Binary Classification | Multiclass Classification (labels are integers) |
Multiclass Classification (labels are one-hot encoded) |
Regression | |
---|---|---|---|---|
Purpose | Predicting 2 categorical outcomes | Predicting >2 categorical outcomes | Predicting >2 categorical outcomes | Predicting a continuous outcome |
Examples | Email is Spam or Not Spam Someone has a disease or not |
A breast cancer ultrasound image is normal (0), benign (1), or malignant (2) A movie is a Documentary (0), RomCom (1), Action (2), or Horror (3) |
Song genre is pop (1 0 0), rap (0 1 0), or country (0 0 1) A flower pic is a daisy (1 0 0 0), rose (0 1 0 0), sunflower (0 0 1 0), or tulip (0 0 0 1) |
Stock price Hours of sleep per night |
Loss Function | Binary Crossentropy | Sparse Categorical Crossentropy | Categorical Crossentropy | Mean Squared Error |
Final Layer of NN | Dense(1, activation='sigmoid') | Dense(NUM_CLASSES, activation='softmax') | Dense(NUM_CLASSES, activation='softmax') | Dense(1) # Linear activation, i.e., no activation |
The loss function is a measure of how poorly the
model is performing, i.e., the difference between the model's
predictions and the actual results.
A smaller loss
means the model is performing better (the model has a smaller error).

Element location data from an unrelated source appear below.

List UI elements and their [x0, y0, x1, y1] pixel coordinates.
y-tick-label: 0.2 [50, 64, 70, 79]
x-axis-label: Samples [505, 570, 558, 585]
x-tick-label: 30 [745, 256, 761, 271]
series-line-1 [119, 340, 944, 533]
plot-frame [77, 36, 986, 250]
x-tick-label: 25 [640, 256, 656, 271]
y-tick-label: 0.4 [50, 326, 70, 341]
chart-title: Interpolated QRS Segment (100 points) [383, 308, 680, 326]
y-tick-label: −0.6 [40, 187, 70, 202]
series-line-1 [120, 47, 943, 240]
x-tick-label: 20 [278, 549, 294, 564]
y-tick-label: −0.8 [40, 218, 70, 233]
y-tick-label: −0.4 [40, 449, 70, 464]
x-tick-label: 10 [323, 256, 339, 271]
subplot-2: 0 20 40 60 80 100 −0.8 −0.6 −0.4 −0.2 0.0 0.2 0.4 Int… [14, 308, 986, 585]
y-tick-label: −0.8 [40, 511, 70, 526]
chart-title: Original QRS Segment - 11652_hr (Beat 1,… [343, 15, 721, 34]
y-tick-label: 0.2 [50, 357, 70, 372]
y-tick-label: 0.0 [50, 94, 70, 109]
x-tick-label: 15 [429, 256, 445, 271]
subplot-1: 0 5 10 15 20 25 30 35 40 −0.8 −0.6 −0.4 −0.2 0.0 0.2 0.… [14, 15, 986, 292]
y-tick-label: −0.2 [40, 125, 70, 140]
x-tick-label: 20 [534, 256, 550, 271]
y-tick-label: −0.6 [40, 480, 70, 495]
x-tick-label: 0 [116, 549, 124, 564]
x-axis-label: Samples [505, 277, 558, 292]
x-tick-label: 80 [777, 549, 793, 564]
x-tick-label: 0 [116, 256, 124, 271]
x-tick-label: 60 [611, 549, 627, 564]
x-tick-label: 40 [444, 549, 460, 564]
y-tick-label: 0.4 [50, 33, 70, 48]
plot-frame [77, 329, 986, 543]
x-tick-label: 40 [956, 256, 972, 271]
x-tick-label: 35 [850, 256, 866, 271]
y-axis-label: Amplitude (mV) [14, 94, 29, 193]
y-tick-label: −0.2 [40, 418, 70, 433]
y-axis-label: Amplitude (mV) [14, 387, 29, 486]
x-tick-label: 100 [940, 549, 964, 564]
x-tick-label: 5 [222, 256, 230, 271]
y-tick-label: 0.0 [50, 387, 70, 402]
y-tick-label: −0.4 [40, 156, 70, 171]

Nodes of a neural network (NN) generally employ an activation function. The activation function commonly used in the final (output) layer of a NN is indicated in the table above. But what about for other layers before the final (output) layer of the NN? As a rule of thumb for activation functions, ReLU is commonly used in Dense layers (e.g., in Multi-Layer Perceptrons), ReLU is commonly used in Conv2D layers (e.g., in Convolutional Neural Networks), and tanh is commonly used in SimpleRNN/LSTM/GRU layers (e.g., in Recurrent Neural Networks).